Analysis of these five-year data demonstrates that the addition of Erbitux to radiation therapy resulted in a significant increase in median overall survival for patients with squamous cell carcinoma of the head and neck, when compared to radiation therapy alone [49 versus 29.3 months, respectively; p=0.018, Hazard Ratio (HR)=0.725, 95% CI (0.556-0.946)].
The overall survival rate at five years was 45% versus 36%, respectively (p=0.018); survival rate at three years was 55% versus 45% (p=0.05), respectively. These data are consistent with results in the current head and neck labeling for Erbitux, which include the median overall survival rate [49 versus 29.3 months, respectively; p=0.03, HR=0.74, 95% CI (0.57-0.97)].
The international, randomized study (IMCL-9815), conducted by ImClone and its partner Merck KGaA, Darmstadt, Germany, enrolled 424 previously untreated patients with locally or regionally advanced squamous cell carcinoma of the oropharynx (area of the throat at the back of the mouth), larynx (voice box) or hypopharynx (cavity at the back of the mouth that opens into the esophagus) that has spread through the head and neck region.
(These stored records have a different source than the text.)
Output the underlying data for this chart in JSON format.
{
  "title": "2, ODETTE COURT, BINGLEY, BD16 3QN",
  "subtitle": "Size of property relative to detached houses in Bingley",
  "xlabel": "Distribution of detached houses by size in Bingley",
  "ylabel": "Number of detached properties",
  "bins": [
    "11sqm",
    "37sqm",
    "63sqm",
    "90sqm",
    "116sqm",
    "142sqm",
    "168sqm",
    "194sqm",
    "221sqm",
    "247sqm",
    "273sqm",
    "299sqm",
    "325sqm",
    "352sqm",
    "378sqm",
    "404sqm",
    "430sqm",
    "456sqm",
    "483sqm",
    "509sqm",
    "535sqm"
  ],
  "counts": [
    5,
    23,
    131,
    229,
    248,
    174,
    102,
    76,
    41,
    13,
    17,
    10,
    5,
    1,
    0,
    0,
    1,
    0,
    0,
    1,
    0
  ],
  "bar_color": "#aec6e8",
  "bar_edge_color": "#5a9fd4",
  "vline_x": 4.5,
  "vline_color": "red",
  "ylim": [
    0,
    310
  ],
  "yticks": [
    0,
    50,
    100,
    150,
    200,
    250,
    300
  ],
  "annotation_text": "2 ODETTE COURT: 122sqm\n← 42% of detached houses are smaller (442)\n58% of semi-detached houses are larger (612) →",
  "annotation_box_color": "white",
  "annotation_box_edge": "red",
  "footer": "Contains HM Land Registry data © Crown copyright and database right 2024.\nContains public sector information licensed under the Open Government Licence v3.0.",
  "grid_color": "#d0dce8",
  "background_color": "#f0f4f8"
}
Patients were randomly assigned to receive Erbitux plus radiation (n=211) or radiation alone (n=213) for six to seven weeks. Erbitux was dosed weekly, starting one week before radiation and for the duration of radiation therapy. The median number of Erbitux doses administered in the clinical study was eight (1-11 infusions). As part of this pre-specified analysis, patients were evaluated during semi-annual follow-up exams during years three through five.
Maurizio Voi, executive director, oncology global medical affairs, Bristol-Myers Squibb, said: “These updated five-year overall survival data further support our belief in Erbitux as the first biologic approved to treat head and neck cancer in more than 30 years, and are part of a comprehensive clinical development program designed to fully understand the potential uses of Erbitux for cancer patients.”